Among some of the first clues that infection during pregnancy is linked to neurodevelopmental disorders originated during the 1918 influenza epidemic. Children born during the outbreak and tracked for several decades were found to have increased odds of having developed a mental illness.
In a series of experiments in mice, the researchers aimed to resolve how immune activation in pregnant mothers from pathogenic infection impacted their offspring. To model pregnancies in humans, McAllister and colleagues treated pregnant mice with a double-stranded RNA molecule — the genetic material format typical to many infectious viruses such as coronaviruses. Upon sensing the presence of this RNA molecule, the immune system kicks off inflammatory response cascades. As part of these natural immune responses to resist infection, a flood of interleukin-6, or IL-6 is released into the bloodstream of pregnant mice.

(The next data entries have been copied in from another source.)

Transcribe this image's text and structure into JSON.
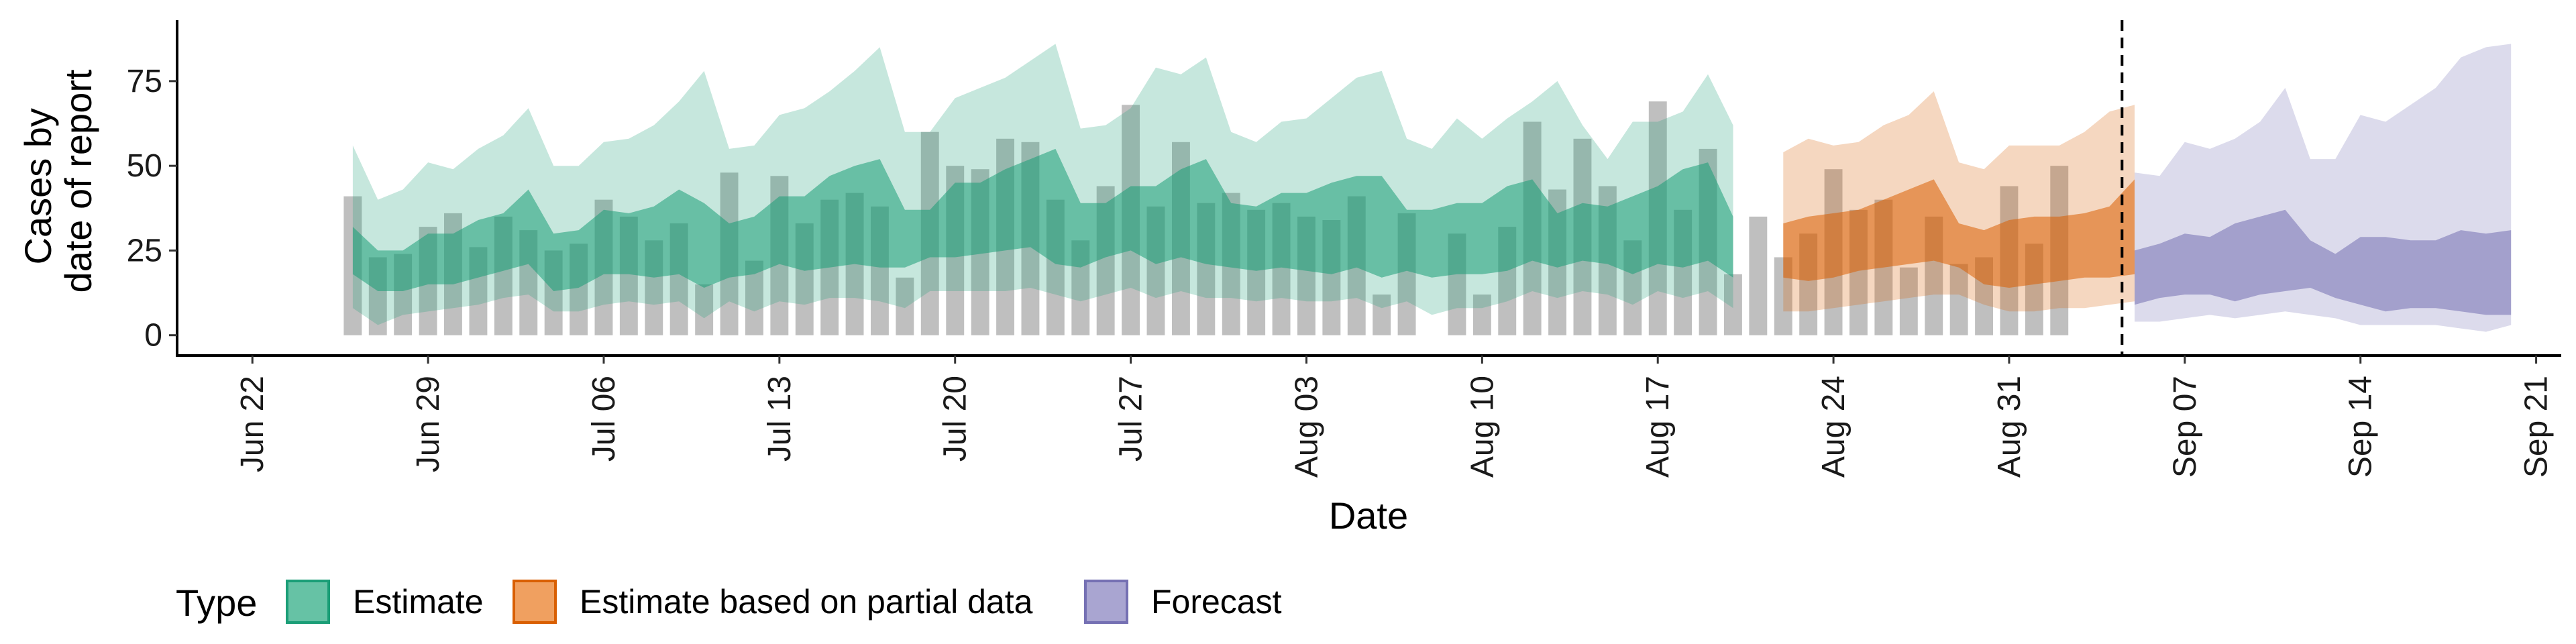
{
  "chart_data": {
    "type": "area",
    "title": "",
    "xlabel": "Date",
    "ylabel_lines": [
      "Cases by",
      "date of report"
    ],
    "ylim": [
      -6,
      93
    ],
    "y_ticks": [
      0,
      25,
      50,
      75
    ],
    "x_range": [
      "2020-06-19",
      "2020-09-22"
    ],
    "x_ticks": [
      {
        "date": "2020-06-22",
        "label": "Jun 22"
      },
      {
        "date": "2020-06-29",
        "label": "Jun 29"
      },
      {
        "date": "2020-07-06",
        "label": "Jul 06"
      },
      {
        "date": "2020-07-13",
        "label": "Jul 13"
      },
      {
        "date": "2020-07-20",
        "label": "Jul 20"
      },
      {
        "date": "2020-07-27",
        "label": "Jul 27"
      },
      {
        "date": "2020-08-03",
        "label": "Aug 03"
      },
      {
        "date": "2020-08-10",
        "label": "Aug 10"
      },
      {
        "date": "2020-08-17",
        "label": "Aug 17"
      },
      {
        "date": "2020-08-24",
        "label": "Aug 24"
      },
      {
        "date": "2020-08-31",
        "label": "Aug 31"
      },
      {
        "date": "2020-09-07",
        "label": "Sep 07"
      },
      {
        "date": "2020-09-14",
        "label": "Sep 14"
      },
      {
        "date": "2020-09-21",
        "label": "Sep 21"
      }
    ],
    "cutoff_date": "2020-09-04",
    "grid": false,
    "legend": {
      "title": "Type",
      "position": "bottom",
      "entries": [
        {
          "label": "Estimate",
          "fill": "#66C2A5",
          "stroke": "#1B9E77"
        },
        {
          "label": "Estimate based on partial data",
          "fill": "#F0A060",
          "stroke": "#D95F02"
        },
        {
          "label": "Forecast",
          "fill": "#A9A5D1",
          "stroke": "#7570B3"
        }
      ]
    },
    "colors": {
      "estimate": "#1B9E77",
      "partial": "#D95F02",
      "forecast": "#7570B3",
      "bars": "#B4B4B4"
    },
    "bars": {
      "start": "2020-06-26",
      "values": [
        41,
        23,
        24,
        32,
        36,
        26,
        35,
        31,
        25,
        27,
        40,
        35,
        28,
        33,
        15,
        48,
        22,
        47,
        33,
        40,
        42,
        38,
        17,
        60,
        50,
        49,
        58,
        57,
        40,
        28,
        44,
        68,
        38,
        57,
        39,
        42,
        37,
        39,
        35,
        34,
        41,
        12,
        36,
        0,
        30,
        12,
        32,
        63,
        43,
        58,
        44,
        28,
        69,
        37,
        55,
        18,
        35,
        23,
        30,
        49,
        37,
        40,
        20,
        35,
        21,
        23,
        44,
        27,
        50
      ]
    },
    "series": [
      {
        "name": "Estimate",
        "start": "2020-06-26",
        "ci90_lower": [
          8,
          3,
          6,
          7,
          8,
          9,
          11,
          12,
          7,
          7,
          9,
          10,
          9,
          10,
          5,
          10,
          7,
          10,
          9,
          11,
          11,
          10,
          8,
          13,
          13,
          13,
          13,
          14,
          12,
          10,
          12,
          14,
          11,
          13,
          11,
          11,
          10,
          11,
          10,
          10,
          11,
          8,
          10,
          6,
          8,
          8,
          10,
          13,
          11,
          13,
          12,
          9,
          13,
          11,
          13,
          8
        ],
        "ci90_upper": [
          56,
          40,
          43,
          51,
          49,
          55,
          59,
          67,
          50,
          50,
          57,
          58,
          62,
          69,
          78,
          55,
          56,
          65,
          67,
          72,
          78,
          85,
          60,
          60,
          70,
          73,
          76,
          81,
          86,
          61,
          62,
          67,
          79,
          77,
          82,
          60,
          57,
          63,
          64,
          70,
          76,
          78,
          58,
          55,
          64,
          58,
          64,
          69,
          75,
          62,
          52,
          63,
          63,
          66,
          77,
          62
        ],
        "ci50_lower": [
          18,
          13,
          13,
          15,
          15,
          17,
          19,
          21,
          13,
          14,
          18,
          18,
          17,
          18,
          14,
          17,
          18,
          21,
          19,
          20,
          21,
          20,
          20,
          23,
          23,
          24,
          25,
          26,
          21,
          20,
          23,
          25,
          21,
          23,
          21,
          20,
          19,
          20,
          19,
          18,
          20,
          17,
          19,
          17,
          18,
          18,
          19,
          22,
          20,
          22,
          21,
          18,
          21,
          20,
          22,
          17
        ],
        "ci50_upper": [
          32,
          25,
          25,
          30,
          30,
          34,
          36,
          43,
          30,
          31,
          37,
          36,
          38,
          43,
          39,
          33,
          35,
          41,
          41,
          47,
          50,
          52,
          37,
          37,
          45,
          45,
          49,
          52,
          55,
          39,
          39,
          44,
          44,
          49,
          52,
          39,
          38,
          42,
          42,
          45,
          47,
          47,
          37,
          37,
          39,
          39,
          44,
          46,
          36,
          39,
          38,
          41,
          44,
          49,
          51,
          35
        ]
      },
      {
        "name": "Estimate based on partial data",
        "start": "2020-08-22",
        "ci90_lower": [
          7,
          7,
          8,
          9,
          10,
          11,
          12,
          12,
          9,
          7,
          7,
          8,
          8,
          9,
          10
        ],
        "ci90_upper": [
          54,
          58,
          56,
          57,
          62,
          65,
          72,
          51,
          49,
          56,
          56,
          56,
          60,
          66,
          68
        ],
        "ci50_lower": [
          17,
          16,
          17,
          19,
          20,
          21,
          22,
          20,
          15,
          14,
          15,
          16,
          17,
          17,
          18
        ],
        "ci50_upper": [
          33,
          35,
          36,
          37,
          40,
          43,
          46,
          33,
          31,
          34,
          35,
          35,
          36,
          38,
          46
        ]
      },
      {
        "name": "Forecast",
        "start": "2020-09-05",
        "ci90_lower": [
          4,
          4,
          5,
          6,
          5,
          6,
          7,
          6,
          5,
          3,
          3,
          3,
          3,
          2,
          1,
          3
        ],
        "ci90_upper": [
          48,
          47,
          57,
          55,
          58,
          63,
          73,
          52,
          52,
          65,
          63,
          68,
          73,
          82,
          85,
          86
        ],
        "ci50_lower": [
          9,
          11,
          12,
          12,
          10,
          12,
          13,
          14,
          11,
          9,
          7,
          8,
          8,
          7,
          6,
          6
        ],
        "ci50_upper": [
          25,
          27,
          30,
          29,
          33,
          35,
          37,
          28,
          24,
          29,
          29,
          28,
          28,
          31,
          30,
          31
        ]
      }
    ]
  }
}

Upon giving birth to their offspring, the researchers track the neurodevelopmental progress of the pups. At around 2 months of age, they are subjected to a series of tests to determine the presence of abnormal neurological development, including repetitive actions or “freezing” in a specific position. The team demonstrated for the first time that a spike in IL-6 levels during pregnancy correlated with these observed atypical behaviors in mice.
"Now that we can predict which mice are at risk, we want to determine how specific patterns of immune signaling in the mom cause distinct outcomes in offspring,” said McAllister. These next steps could potentially lead to the emergence of biomarkers to help better protect women during pregnancy through vaccinations or other medical interventions.